INVESTIGADORES
PLOT Martin Fernando
congresos y reuniones científicas
Título:
The Flesh of the Social and the Enigma of Democracy
Autor/es:
MARTIN PLOT
Lugar:
Tampa Bay
Reunión:
Congreso; 2003 International Social Theory Consortium; 2003
Institución organizadora:
Social Theory Consortium
Resumen:
Maurice Merleau-Ponty’s Phenomenology of Perception, published in 1945, was a systematic critique of both the empiricist and idealist understandings of the sensible experience. These approaches, he told us, remained trapped in the pendulum that goes from an immaterial idea of the subject to a positive notion of the object, between the for-itself and the in-itself. However, his The Visible and the Invisible, the book he was writing at the moment of his death in 1961, tries to go even further.
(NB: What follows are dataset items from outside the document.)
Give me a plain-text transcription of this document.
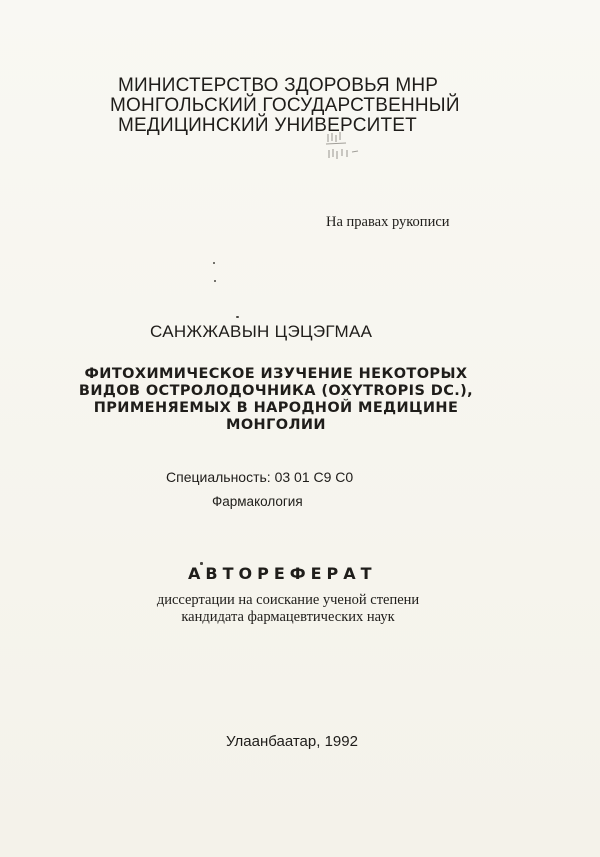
МИНИСТЕРСТВО ЗДОРОВЬЯ МНР
МОНГОЛЬСКИЙ ГОСУДАРСТВЕННЫЙ
МЕДИЦИНСКИЙ УНИВЕРСИТЕТ
На правах рукописи
САНЖЖАВЫН ЦЭЦЭГМАА
ФИТОХИМИЧЕСКОЕ ИЗУЧЕНИЕ НЕКОТОРЫХ
ВИДОВ ОСТРОЛОДОЧНИКА (OXYTROPIS DC.),
ПРИМЕНЯЕМЫХ В НАРОДНОЙ МЕДИЦИНЕ
МОНГОЛИИ
Специальность: 03 01 C9 C0
Фармакология
АВТОРЕФЕРАТ
диссертации на соискание ученой степени
кандидата фармацевтических наук
Улаанбаатар, 1992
On the one hand, the work is unfinished in the obvious sense that the author himself was unable to exhaust his own impulse and shape his ideas in the more or less conclusive form of a finished book. But, on the other hand, it is unfinished in the awkward way in which even finished works are—i.e., The Visible and the Invisible is, and cannot avoid being, a beginning that becomes, in others, an inspiration that will lead to new, unforeseen horizons. The central notion of Merleau-Ponty’s late work is that of flesh—a reversible and indeterminate element that cannot be reduced to the old notions of subject or object. The notion of flesh, particularly when used to describe the complex intermingling of the social and the political in modern societies, would later become the horizon in which Claude Lefort, his former student, friend, and editor, would inscribe what he called the “enigma of democracy.” This paper is an attempt to prepare the field for a theory of democracy that will put at the center of its normative considerations the questions of political society and political action in contemporary democracies.